As per the global reports of United Nations on issues related to water
1. 2.1 billion people live without safe drinking water at home and majority of them reside in rural areas.
2. Nearly 2/3rd of the world’s population experiences severe water scarcity for a part of the year.
3. More than 700 children die every day due from diarrhoea.
1. India is facing its worst-ever water crisis with 600 million people facing acute water shortage.
2. The quality of tap water in many cities does not satisfy all the safety parameters prescribed for drinking water standards of BIS notified in 2012.
3. Due to rapid increase in population, the per capita availability of water in the country has decreased more than 3 times compared to 1951.
How does UN aim to tackle this issue?
1. United Nations General Assembly recognised the human right to water and sanitation in 2010.

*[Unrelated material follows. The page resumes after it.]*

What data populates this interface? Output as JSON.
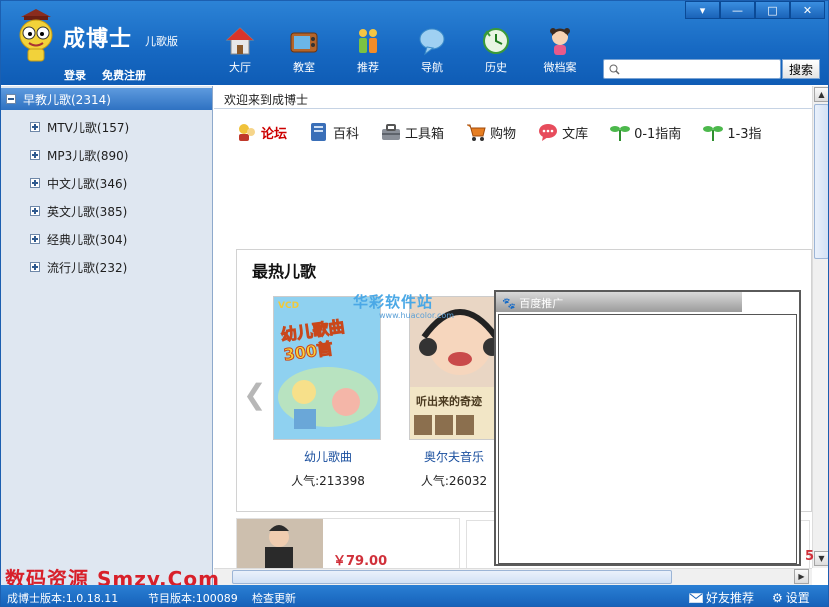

2. UN recognized the right of every human being to have access to enough water for personal and domestic uses which must be safe, acceptable and affordable.
3. It has stated that
a) Water costs should not exceed 3% of household income.
b) Water source shall be within 1000 meter of home.
c) Water collection time should not exceed 30 minutes.
4. Water is listed in Sustainable Development Goal 6- “Ensure availability and sustainable management of water and sanitation for all.”
5. Goal 6.1 states that by 2030 countries should ‘achieve universal and equitable access to safe and affordable drinking water for all.’
Which are the initiatives taken in India?
1. A new Ministry of Jal Shakti was created by merging the erstwhile ministries of Water Resources and Drinking Water and Sanitation.
2. The Jal Shakti Ministry has launched the Jal Shakti Abhiyan – a campaign for water conservation in 256 districts. This will be done through rainwater harvesting, renovation of traditional and other water bodies/ tanks, watershed development, afforestation, etc.
3. Central and State Governments are actively pursuing the achievements of SDGs, including SDG 6.
4. These initiatives include National Rural Drinking Water Program (NRDWP), Accelerated Urban Water Supply Programme (AUWSP), Namai-Gange and National Water Policy.
5. The Swachh Bharat Mission (SBM), India’s flagship sanitation programme aims to accelerate universal access to sanitation in rural and urban India.
6. Article 47 of the Constitution also has given the duty of providing clean drinking water and improving public standards to the state.
7. People have also demonstrated effective models of water conservation. Examples – Rajasthan’s Mukhya Mantri Jal Swavlamban Abhiyan (2016), Andhra Pradesh’s Neeru Chettu Programme, etc.
Why is there a need for better water governance?
1. India is water surplus and receives enough rainfall to meet the requirements of its population. But its water resources are not managed properly.
2. Other than scarcity and stress, the major reason for water crisis is poor management.
3. Water management refers to the government making decisions to manage water systems.
4. Water governance includes both internal and external processes through which societies manage water resources.
5. Water governance should be given due priority for sustainable development of water resources.
6. Different aspects of water governance include legal and regulatory aspects, human resources, cost recovery and financial sustainability.
7. There is a need to improve water governance in India by educating the governance machinery in rural and urban India managing the supply of water.
Where do we need to focus?
1. The traditional methods of water conservation have been lost.
2. Treatment and re-use of household water is poor in India.
3. There is a need to sensitize the people so that the movement towards water conservation takes place at the grassroots level.